The application launches via main.py, presenting a stylized ASCII art menu that directs the user to specific modules for each cipher.

⚔️ Attack Methodologies

The project implements three primary strategies to compromise the confidentiality of the messages.

Brute Force Attack

In this method, the attacker ("Eve") attempts every possible key combination until the correct one is found. While exhaustive, it guarantees a solution given enough time.

Known Plaintext Attack

If the attacker knows a portion of the original message (e.g., standard email greetings like "Good morning"), they can mathematically derive the key used for encryption.

📝 Vigenère Cipher Module

The Vigenère cipher is a polyalphabetic substitution method. The application allows users to generate the Vigenère table and visualize the encryption process step-by-step.

Visualization: This cipher uses a 26x26 matrix. This tool also generates the table dynamically to aid understanding.

Operations: Standard encryption and decryption. Formula: Ci = (Pi + Kj) mod 26.

Vigenère Cryptanalysis Results

1. Brute Force: Generates keys recursively (up to length 6) and validates against a dictionary.

2. Known Plaintext: Calculates the offset between the cipher and known text to reveal the key.

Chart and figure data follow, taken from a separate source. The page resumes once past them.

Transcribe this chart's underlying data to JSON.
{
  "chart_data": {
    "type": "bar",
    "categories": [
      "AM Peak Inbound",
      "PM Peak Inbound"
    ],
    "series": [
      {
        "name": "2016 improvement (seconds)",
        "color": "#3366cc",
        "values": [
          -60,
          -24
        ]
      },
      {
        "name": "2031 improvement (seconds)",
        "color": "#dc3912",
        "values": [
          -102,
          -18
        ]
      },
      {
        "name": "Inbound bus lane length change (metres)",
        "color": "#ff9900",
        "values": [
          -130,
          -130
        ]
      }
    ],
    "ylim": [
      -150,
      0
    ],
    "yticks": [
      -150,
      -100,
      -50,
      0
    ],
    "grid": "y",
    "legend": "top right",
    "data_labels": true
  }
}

3. Dictionary Attack: Tests keys from a wordlist, offering faster performance than brute force.

🧮 Affine Cipher Module

The Affine cipher is a monoalphabetic substitution system using linear algebra. Encryption function:

E(x) = (ax + b) mod 26

Decryption function:

D(x) = a-1(x - b) mod 26

Operations: Users must provide keys A (coprime to 26) and B.

Affine Cryptanalysis Results

1. Brute Force: Iterates through all possible values of A and B to produce a list of potential plaintexts.

2. Known Plaintext: Filters brute force results to find messages containing a specific string.

3. Dictionary Attack: Checks decrypted outputs against the Portuguese wordlist.

Conclusion

This project successfully demonstrated how to build a Python application to analyze and break Vigenère and Affine ciphers. We explored the mathematical foundations of these systems and implemented practical attacks including Brute Force, Dictionary, and Known Plaintext.

While these classical ciphers are no longer secure for modern use, analyzing them provides essential insights into cryptanalysis. The transition from theoretical math to practical Python code highlighted the importance of computational tools in security. Future work could involve expanding the tool to support larger networks or more complex algorithms.

The security of data is crucial in increasingly complex and dynamic scenarios... continuing to explore robust encryption techniques is fundamental for the future of digital privacy.